Beckenboden stärken

Der Darm, die Blase, die Gebärmutter – jede fünfte Frau muss wegen einer Organsenkung im Beckenbodenbereich behandelt werden. Die Vorfälle sind meist harmlos, dennoch erschrecken viele Betroffene.

«Beim Duschen habe ich plötzlich etwas wie einen weichen Pingpongball vor meiner Scheide gespürt. Ist das gefährlich, bösartig?» Solche Fragen hört Dr. med. Daniele Perucchini vom Blasenzentrum Zürich häufig. Sehr häufig, denn er beschäftigt sich ausschliesslich mit Blasen- und Beckenbodenproblemen von Frauen.

20 Prozent der Frauen werden im Laufe ihres Lebens wegen einer Organ-Senkung im Beckenbodenbereich behandelt. Umso erstaunlicher, dass es ein Tabuthema ist: «Noch immer hat ein Grossteil der Frauen keine Ahnung, worum es sich bei dieser Wölbung handeln könnte – viele haben Angst, es sei ein Tumor.» Dr. Perucchini kann meist Entwarnung geben und auch das «plötzlich» entschärfen. «Solange sich die Organe innerhalb der Scheide absenken, wird die Veränderung kaum wahrgenommen – liegt ein Teil vor der Scheide, fühlt es sich nach ‹plötzlich› an.» Ist das schmerzhaft? «Nein. Eine Senkung verursacht ein lästiges Druckgefühl, vielleicht eine gewisse Schwere im Unterleib. Am typischsten aber ist das störende Gefühl.»

Nicht nur die Blase

Oft ist es die Harnblase, manchmal ein Teil der Gebärmutter oder des Darms, der sich gesenkt hat. «Auch wenn häufig von einer Blasensenkung gesprochen wird, ist meist der gesamte Beckenboden betroffen. Aber viele Frauen erschrecken, wenn ich ihnen erkläre, dass es auch bei ihnen so ist», erklärt der Facharzt. Dabei ist das ganz normal: «Der Beckenboden stützt Blase, Gebärmutter und Darm.
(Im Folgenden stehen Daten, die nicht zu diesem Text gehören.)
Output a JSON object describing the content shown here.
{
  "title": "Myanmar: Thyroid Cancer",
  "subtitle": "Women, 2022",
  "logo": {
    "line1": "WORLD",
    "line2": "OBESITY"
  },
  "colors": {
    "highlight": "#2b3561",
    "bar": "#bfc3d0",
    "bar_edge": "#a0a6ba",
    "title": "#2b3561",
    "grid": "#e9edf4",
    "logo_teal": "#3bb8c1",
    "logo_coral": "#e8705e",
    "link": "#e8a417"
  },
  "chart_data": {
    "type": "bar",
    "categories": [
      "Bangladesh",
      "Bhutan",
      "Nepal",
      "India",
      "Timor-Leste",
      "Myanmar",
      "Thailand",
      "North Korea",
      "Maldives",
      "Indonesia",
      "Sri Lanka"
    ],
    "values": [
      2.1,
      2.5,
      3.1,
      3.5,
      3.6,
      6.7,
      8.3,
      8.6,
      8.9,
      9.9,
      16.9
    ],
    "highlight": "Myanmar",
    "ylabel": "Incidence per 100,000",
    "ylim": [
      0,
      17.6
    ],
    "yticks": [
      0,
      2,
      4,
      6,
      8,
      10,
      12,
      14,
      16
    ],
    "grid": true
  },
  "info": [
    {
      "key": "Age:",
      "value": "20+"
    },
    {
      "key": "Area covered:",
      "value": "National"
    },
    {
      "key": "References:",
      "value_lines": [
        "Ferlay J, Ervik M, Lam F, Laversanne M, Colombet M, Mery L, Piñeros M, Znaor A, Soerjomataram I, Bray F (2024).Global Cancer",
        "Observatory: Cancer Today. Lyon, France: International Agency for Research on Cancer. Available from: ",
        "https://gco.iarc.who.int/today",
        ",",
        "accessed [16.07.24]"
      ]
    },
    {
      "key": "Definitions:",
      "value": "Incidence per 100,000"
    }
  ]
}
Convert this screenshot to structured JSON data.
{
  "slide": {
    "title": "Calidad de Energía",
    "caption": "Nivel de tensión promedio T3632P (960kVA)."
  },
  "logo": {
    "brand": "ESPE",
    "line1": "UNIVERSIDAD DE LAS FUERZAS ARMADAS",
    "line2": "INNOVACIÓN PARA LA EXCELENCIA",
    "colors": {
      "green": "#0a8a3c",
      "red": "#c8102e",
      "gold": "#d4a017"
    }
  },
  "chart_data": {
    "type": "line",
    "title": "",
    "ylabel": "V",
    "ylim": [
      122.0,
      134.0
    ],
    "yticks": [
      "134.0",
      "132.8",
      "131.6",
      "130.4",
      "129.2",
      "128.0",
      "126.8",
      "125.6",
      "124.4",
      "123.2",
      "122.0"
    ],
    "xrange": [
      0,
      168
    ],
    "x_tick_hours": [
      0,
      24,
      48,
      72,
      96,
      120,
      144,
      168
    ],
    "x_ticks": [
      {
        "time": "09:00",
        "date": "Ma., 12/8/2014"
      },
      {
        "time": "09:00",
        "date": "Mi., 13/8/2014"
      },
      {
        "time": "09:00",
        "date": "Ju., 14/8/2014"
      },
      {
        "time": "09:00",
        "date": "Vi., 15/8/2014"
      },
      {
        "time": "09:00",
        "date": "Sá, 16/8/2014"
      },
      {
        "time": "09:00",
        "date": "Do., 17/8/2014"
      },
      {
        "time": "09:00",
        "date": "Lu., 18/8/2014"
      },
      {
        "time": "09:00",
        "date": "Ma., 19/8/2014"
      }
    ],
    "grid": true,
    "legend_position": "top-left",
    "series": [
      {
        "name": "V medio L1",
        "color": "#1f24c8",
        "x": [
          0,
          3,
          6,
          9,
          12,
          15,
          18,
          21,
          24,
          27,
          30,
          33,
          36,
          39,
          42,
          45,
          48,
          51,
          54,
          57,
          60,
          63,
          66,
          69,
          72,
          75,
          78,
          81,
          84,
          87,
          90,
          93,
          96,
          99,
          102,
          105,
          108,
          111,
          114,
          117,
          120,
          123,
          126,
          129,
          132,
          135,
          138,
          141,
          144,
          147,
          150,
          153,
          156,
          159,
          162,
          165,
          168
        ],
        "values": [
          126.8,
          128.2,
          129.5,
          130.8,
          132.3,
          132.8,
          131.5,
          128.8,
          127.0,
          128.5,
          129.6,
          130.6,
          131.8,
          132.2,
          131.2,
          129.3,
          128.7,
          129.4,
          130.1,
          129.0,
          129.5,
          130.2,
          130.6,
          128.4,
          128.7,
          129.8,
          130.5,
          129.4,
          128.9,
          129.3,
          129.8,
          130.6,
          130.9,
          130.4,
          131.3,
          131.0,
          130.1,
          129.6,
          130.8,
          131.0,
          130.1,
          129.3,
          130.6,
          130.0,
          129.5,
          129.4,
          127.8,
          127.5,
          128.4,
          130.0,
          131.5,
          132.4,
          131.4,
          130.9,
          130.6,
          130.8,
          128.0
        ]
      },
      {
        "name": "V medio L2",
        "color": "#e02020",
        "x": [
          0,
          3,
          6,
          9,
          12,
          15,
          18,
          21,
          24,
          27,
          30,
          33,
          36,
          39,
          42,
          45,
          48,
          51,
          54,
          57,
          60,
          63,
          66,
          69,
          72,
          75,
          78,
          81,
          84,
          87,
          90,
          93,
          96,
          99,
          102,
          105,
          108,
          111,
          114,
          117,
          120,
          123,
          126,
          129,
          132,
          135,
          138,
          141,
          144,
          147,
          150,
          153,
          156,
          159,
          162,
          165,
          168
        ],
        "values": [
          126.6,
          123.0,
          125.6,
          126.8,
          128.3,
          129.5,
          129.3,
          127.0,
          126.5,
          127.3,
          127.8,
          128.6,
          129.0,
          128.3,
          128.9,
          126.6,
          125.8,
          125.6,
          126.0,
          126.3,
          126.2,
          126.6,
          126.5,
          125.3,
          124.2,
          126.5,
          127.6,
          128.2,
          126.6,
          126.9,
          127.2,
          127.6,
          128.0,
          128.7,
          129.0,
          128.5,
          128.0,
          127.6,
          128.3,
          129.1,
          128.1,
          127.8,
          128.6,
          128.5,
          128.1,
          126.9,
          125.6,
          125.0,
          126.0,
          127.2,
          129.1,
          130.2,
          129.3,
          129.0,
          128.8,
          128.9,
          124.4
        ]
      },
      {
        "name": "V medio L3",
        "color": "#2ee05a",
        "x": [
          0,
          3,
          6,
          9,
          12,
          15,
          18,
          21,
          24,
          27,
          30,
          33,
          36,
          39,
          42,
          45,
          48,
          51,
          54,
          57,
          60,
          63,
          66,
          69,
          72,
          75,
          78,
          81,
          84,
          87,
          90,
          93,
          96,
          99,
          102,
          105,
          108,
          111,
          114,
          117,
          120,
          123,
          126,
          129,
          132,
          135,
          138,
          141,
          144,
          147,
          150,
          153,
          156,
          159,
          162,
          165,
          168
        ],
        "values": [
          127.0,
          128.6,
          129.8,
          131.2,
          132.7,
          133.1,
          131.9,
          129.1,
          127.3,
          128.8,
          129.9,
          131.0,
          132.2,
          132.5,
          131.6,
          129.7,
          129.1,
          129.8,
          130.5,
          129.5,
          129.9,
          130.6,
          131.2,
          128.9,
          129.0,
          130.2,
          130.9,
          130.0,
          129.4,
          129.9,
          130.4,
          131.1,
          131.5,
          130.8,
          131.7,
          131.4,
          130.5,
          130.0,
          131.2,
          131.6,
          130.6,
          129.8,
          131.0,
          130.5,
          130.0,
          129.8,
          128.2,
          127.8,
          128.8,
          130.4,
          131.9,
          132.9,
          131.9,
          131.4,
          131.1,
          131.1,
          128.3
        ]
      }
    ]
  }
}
Wenn Muskulatur und Haltestruktur schwächer werden, drücken die Organe nach unten und können durch die Scheide austreten.» Häufig ist es zuerst die Blase – das dürfte auch der Grund sein, warum so oft nur von einer Blasensenkung die Rede ist.

Dr. Perucchini weiss, warum der Beckenboden häufig eine Schwachstelle ist: «Vor allem die Belastung während einer Geburt ist enorm. Das Risiko steigt um den Faktor 10! Aber auch chronische Verstopfung, Asthma, ständiges Niesen, Husten, Erbrechen, Übergewicht oder schweres Heben erhöht den Druck auf den Beckenboden. Ebenso spielt die genetische Vorbelastung eine Rolle.» Vorbeugen ist schwierig, aber alles, was den Beckenboden stärkt, wie gezieltes «BeBo»-Training, tut gut. Doch auch das kann nur bedingt die Spuren reparieren, die eine Geburt und der Alltag hinterlassen.

Kein Notfall

Viele Frauen nehmen bereits mit 50 Jahren eine Veränderung wahr. Solange diese subjektiv nicht stört, besteht kein dringender Handlungsbedarf. Dennoch: «Wer etwas Ungewöhnliches spürt, sollte nachfragen», rät der Facharzt mit Schwerpunkt Urogynäkologie. Und was dann? «Es gibt Pessare, das sind Würfel oder Schalen, die wie Tampons in die Scheide eingeführt werden und die Organe von unten stützen. Diese Hilfsmittel können rasch eine Besserung bewirken, oder sie können auch zur Überbrückung bis zu einer Operation angewendet werden. Pessare werden von der Patientin selber nach Instruktionen am Morgen in die Scheide eingeführt und am Abend wieder entfernt.» Reicht das nicht aus, stellt sich die Frage nach einer Operation. Dabei werden die schwachen Strukturen rekonstruiert und so Organe wieder «am richtigen Ort» fixiert. In diesem Zusammenhang muss auch die Entfernung der Gebärmutter diskutiert werden. Es gibt verschiedene Operationsmöglichkeiten, der Eingriff kann häufig über die Scheide durchgeführt werden und dauert ein bis zwei Stunden. Für einige Tage bleiben die Patientinnen im Spital, nach sechs Wochen ist auch die Schonzeit vorbei und das unangenehme Thema erledigt.

Deshalb, liebe Frauen: Jede Fünfte ist betroffen – höchste Zeit, dass der Beckenbodenvorfall nicht länger ein Tabu ist!